At first, I thought they were checking to see if I would ever give a different answer. Gradually I realized that something else was going on. They wanted me to say no. They wanted someone to give them permission to do what they had wanted to do all along, refuse the demands of acquaintances or strangers. Evidently there was no one in their lives whom they could count upon to watch out for their interests, to remind them that they were worthy of respect, and to tell them that they deserved to be healthy, which meant not taking health risks.

As a clinician and mother, I found the seemingly endless stream of girls asking for permission to say no both touching and horrifying. It was touching that they were so desperate for guidelines that they would ask a woman they didn’t know for advice, and it was horrifying that they did not feel that they had a right to speak up for themselves.

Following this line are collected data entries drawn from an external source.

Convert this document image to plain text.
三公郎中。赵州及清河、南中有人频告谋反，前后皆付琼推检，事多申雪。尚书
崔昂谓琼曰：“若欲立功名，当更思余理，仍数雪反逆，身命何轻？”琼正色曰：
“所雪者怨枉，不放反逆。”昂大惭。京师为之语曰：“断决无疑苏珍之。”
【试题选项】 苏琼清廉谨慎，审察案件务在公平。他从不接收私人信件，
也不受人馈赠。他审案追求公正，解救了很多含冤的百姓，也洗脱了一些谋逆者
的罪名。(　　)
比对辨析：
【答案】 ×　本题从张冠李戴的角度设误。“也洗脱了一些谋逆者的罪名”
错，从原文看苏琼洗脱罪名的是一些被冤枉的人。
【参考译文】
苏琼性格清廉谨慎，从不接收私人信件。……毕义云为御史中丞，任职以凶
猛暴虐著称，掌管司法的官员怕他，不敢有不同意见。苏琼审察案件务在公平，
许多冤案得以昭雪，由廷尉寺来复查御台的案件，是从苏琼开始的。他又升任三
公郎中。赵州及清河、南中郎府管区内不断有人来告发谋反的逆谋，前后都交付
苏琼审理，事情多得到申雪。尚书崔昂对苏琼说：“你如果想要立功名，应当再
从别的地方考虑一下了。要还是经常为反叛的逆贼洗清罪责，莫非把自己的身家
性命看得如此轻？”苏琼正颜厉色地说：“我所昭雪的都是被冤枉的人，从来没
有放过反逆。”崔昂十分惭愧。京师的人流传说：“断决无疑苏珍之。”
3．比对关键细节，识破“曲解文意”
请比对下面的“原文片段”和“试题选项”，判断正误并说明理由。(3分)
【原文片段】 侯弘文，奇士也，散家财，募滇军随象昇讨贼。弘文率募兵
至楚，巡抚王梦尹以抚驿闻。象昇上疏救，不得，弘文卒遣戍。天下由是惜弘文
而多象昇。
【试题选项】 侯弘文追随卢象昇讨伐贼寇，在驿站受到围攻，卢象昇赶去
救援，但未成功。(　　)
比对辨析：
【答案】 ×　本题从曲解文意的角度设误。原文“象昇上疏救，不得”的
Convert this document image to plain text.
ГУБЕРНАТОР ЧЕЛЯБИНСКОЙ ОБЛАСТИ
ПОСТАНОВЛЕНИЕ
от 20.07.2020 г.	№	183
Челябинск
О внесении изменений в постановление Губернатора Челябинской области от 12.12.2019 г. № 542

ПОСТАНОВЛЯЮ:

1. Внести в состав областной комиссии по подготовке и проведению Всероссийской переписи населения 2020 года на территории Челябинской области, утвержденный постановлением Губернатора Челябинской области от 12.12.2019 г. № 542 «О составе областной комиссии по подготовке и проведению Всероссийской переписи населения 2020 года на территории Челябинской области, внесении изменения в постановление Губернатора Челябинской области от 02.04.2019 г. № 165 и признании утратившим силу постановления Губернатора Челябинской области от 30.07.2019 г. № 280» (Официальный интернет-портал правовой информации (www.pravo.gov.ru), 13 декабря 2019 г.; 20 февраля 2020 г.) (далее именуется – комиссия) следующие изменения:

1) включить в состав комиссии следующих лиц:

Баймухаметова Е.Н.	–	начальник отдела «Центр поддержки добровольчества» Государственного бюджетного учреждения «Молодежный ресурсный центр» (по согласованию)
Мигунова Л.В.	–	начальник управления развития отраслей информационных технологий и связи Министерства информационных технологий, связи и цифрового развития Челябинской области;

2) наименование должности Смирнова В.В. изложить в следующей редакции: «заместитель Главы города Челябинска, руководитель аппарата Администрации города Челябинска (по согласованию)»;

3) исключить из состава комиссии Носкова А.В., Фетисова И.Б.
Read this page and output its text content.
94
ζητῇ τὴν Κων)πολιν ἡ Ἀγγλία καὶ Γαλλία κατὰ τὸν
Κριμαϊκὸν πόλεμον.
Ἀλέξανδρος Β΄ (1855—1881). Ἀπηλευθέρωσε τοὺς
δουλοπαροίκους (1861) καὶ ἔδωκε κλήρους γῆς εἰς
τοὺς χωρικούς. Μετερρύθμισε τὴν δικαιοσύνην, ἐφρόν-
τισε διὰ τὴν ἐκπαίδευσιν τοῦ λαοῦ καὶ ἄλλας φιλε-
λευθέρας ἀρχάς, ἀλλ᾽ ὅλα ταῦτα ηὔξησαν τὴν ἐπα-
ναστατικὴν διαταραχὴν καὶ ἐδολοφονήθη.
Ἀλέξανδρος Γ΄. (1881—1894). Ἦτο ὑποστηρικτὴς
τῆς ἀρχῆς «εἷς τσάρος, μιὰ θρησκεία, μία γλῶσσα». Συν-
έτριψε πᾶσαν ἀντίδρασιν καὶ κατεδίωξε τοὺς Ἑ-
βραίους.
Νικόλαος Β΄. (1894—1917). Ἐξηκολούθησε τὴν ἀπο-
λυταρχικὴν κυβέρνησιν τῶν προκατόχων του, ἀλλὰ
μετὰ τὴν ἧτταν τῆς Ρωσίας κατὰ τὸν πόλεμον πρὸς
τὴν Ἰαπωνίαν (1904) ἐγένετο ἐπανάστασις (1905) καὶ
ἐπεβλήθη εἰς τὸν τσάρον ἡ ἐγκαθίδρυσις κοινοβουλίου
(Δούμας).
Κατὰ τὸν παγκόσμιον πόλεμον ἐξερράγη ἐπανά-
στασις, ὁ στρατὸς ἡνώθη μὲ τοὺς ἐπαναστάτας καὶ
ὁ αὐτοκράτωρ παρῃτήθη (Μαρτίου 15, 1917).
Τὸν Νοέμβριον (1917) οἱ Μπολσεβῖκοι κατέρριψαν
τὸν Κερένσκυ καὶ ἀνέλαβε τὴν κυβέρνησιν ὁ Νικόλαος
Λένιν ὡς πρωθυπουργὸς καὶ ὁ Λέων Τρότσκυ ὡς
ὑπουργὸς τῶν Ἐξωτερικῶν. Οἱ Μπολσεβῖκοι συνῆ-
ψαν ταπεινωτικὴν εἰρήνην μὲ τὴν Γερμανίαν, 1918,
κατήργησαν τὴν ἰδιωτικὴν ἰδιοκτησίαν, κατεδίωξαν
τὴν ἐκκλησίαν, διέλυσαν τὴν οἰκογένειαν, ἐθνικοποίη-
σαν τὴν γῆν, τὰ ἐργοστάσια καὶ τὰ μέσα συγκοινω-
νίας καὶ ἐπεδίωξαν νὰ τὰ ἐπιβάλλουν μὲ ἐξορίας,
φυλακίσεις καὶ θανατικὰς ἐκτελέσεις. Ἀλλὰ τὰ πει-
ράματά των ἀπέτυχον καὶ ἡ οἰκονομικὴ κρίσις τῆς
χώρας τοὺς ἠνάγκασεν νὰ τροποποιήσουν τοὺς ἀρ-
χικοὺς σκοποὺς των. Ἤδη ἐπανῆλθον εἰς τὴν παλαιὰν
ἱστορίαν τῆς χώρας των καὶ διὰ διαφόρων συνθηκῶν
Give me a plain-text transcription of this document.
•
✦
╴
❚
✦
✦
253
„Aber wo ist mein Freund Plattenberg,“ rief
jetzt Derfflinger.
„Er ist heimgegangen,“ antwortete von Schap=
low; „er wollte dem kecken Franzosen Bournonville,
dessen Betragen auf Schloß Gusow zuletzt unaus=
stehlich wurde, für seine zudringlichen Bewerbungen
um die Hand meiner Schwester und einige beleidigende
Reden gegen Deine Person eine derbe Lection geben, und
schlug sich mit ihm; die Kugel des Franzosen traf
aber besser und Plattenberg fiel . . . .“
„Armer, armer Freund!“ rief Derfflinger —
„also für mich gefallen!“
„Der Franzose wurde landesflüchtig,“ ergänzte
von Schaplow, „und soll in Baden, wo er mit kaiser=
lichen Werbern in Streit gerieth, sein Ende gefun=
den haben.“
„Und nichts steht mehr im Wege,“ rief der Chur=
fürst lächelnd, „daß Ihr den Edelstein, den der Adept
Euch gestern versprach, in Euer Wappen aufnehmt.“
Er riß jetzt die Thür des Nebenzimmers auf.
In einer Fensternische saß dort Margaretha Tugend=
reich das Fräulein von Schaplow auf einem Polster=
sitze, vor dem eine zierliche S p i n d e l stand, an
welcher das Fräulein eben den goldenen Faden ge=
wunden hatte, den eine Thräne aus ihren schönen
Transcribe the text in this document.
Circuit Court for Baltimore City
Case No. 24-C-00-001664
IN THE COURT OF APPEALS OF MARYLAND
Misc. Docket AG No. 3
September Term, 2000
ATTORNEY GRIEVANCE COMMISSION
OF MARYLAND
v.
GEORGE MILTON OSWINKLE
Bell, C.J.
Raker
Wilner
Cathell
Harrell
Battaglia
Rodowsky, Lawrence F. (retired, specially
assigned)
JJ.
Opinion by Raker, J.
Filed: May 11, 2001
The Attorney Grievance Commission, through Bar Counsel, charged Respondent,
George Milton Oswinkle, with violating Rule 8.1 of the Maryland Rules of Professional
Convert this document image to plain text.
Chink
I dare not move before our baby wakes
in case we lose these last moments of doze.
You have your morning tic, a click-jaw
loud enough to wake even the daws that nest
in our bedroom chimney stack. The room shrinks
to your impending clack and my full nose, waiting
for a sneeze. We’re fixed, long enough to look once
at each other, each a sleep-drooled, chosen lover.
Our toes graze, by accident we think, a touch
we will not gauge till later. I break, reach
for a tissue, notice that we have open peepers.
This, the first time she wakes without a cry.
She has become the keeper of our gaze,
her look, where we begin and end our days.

The job ended after a year when the start-up ran out of money. Ever since, I have pondered how it is that we tell our daughters that they can be astronauts or soccer stars, yet when a boy asks them to drop to their knees and “service” them, they don’t feel entitled to refuse. While aiming for career achievement is a worthwhile goal, we should start with the basics.

Every girl should know:

Your body is yours, and being a teen girl does not mean that you must lend it to any boy who asks.

You deserve to be healthy and sex poses serious health risks, especially if you and your partner are unwilling to obtain protection.

A relationship revolves around mutual interests, caring and concern. Any boy who is pressuring you into oral sex or intercourse does not really care about you.

Any boy who refuses to protect you by using a condom does not really care about you.

You are not in a relationship if the boy does not care about your feelings and your health.